Gunmen today assassinated the military governor of Spain's Basque province of Gulpuzcoa in the latest of a series of murders apparently aimed at scuttling a Basque home-rule referendum.

The death of Lt. Gen. Lorenzo Gonzalez-Valles y Sanchez, shot in the back while walking with his wife along a promenade in the resort town of San Sebastian, marked the third murder of a senior military officer in the Basque region in less than a week.

The Basque separatist organization ETA claimed responsibility for the shootings Wednesday of a colonel and a major in the city of Bilbao.

Today's murder left little doubt that Spain is facing a major campaign by ETA aimed at provoking the conservative military hierarchy into retaliation before a vital home-rule referendum scheduled to be held in the Basque area a month from now.

Hours after the San Sebastian shooting, Prime Minister Adolfo Suarez called an emergency meeting with senior ministers and the chiefs of staff of the three armed services. Since the double murder in Bilbao, several generals have criticized what they view as the government's soft handling of the terrorist issue, and feelings are believed to be running high in military circles.

The ETA campaign against the military has been code-named "Operation September" by Spanish Intelligence services, which leaked the purported terrorist plot to the Spanish press. It allegedly involves attacking military targets and aims to sabotage the home-rule referendum scheduled for October 25.

Home rule was negotiated by the government and the moderate Basque Nationalist Party last July. It grants sweeping powers of self-government to the Basque provinces on such matters as local taxation, police forces, public works and the development of industries.

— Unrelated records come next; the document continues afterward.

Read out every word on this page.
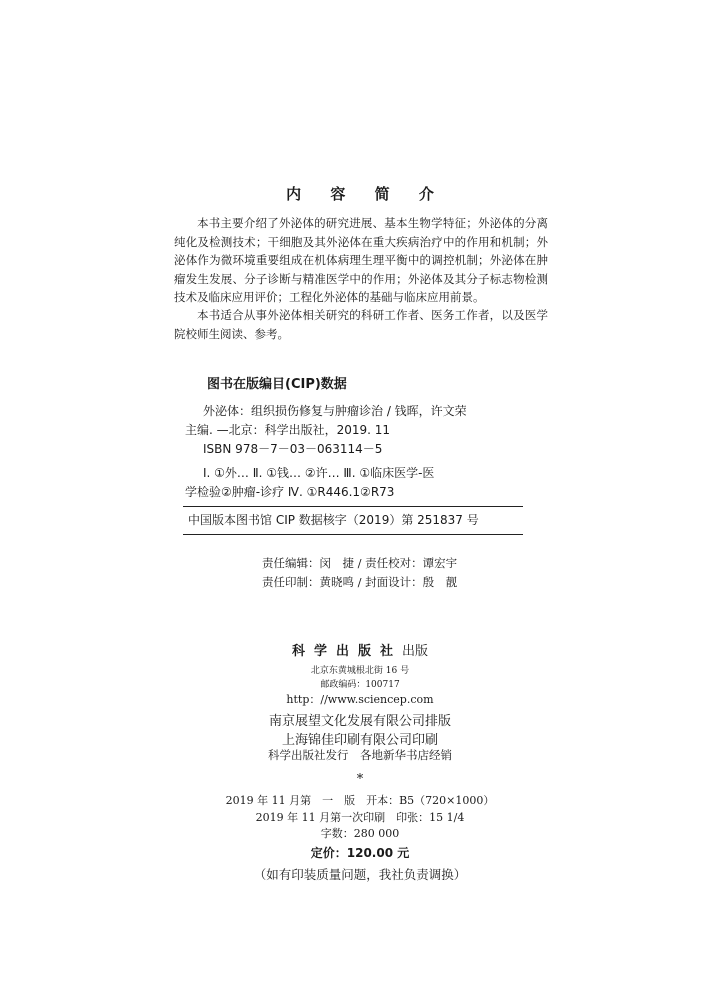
内 容 简 介

本书主要介绍了外泌体的研究进展、基本生物学特征；外泌体的分离纯化及检测技术；干细胞及其外泌体在重大疾病治疗中的作用和机制；外泌体作为微环境重要组成在机体病理生理平衡中的调控机制；外泌体在肿瘤发生发展、分子诊断与精准医学中的作用；外泌体及其分子标志物检测技术及临床应用评价；工程化外泌体的基础与临床应用前景。

本书适合从事外泌体相关研究的科研工作者、医务工作者，以及医学院校师生阅读、参考。

图书在版编目(CIP)数据
外泌体：组织损伤修复与肿瘤诊治 / 钱晖，许文荣
主编. —北京：科学出版社，2019. 11
ISBN 978－7－03－063114－5
Ⅰ. ①外… Ⅱ. ①钱… ②许… Ⅲ. ①临床医学-医
学检验②肿瘤-诊疗 Ⅳ. ①R446.1②R73
中国版本图书馆 CIP 数据核字（2019）第 251837 号
责任编辑：闵　捷 / 责任校对：谭宏宇
责任印制：黄晓鸣 / 封面设计：殷　靓
科学出版社出版
北京东黄城根北街 16 号
邮政编码：100717
http：//www.sciencep.com
南京展望文化发展有限公司排版
上海锦佳印刷有限公司印刷
科学出版社发行　各地新华书店经销
*
2019 年 11 月第　一　版　开本：B5（720×1000）
2019 年 11 月第一次印刷　印张：15 1/4
字数：280 000
定价：120.00 元
（如有印装质量问题，我社负责调换）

It constitutes a complete break with the existing highly centralized Spanish administration.

The referendum is bitterly opposed by the Basque separatists because it enshrines the basic principle of the unity of Spain and leaves out of the homerule deal the border province of Navarre, which is claimed by the separatists as an integral part of the Basque country.

ETA has issued statements warning it would step up its terror campaign, and ETA political front organizations have ordered their supporters to boycott the referendum.

By launching "Operation September," ETA apparently is striking at the nerve center of the conservative military establishment, which always has believed that the government's plan to decentralize the administration inevitably will lead to the dismemberment of Spain.

In a front-page interview published today by the newspaper ABC, a leading general said the Army should intervene in politics, particularly in the Basque area, if "it became evident that the police and the judiciary were insufficient to deal with terrorism."

Several other senior officers have called for a tougher line against the Basque guerrillas in recent days, arousing concern that the latest murder will sow further discontent in the military's upper ranks.

Thirteen senior officers, including four generals, have been killed in Spain in acts of political violence in less than two years.

A major worry for the government is that the continuing violence in the Basque country, where nearly 100 persons have died in the past 18 months, could reduce the home-rule referendum to a sham of a democratic process. The fear is that many voters will be intimidated into staying away from the polls and that the turnout will be below 50 percent in certain areas.

The shooting of Lt. Gen. Gonzalez-Valles, as he strolled in civilian clothes accompanied by his wife, highlighted the ruthlessness of the area's Basque guerrillas.

Two young men approached him from behind, and one of them shot him at point-blank range in the back of the head. Both then escaped in a waiting car, whose driver had kept the engine running.

Police set up roadblocks, and the nearly French frontier was sealed, but there was no sign of the killers by late evening.

ETA, which seeks to set up a Marxist independent state, enjoys wide support in San Sebastian -- a once fashionable seaside resort that in recent years has become the center of violent demonstrations and terrorist shootouts.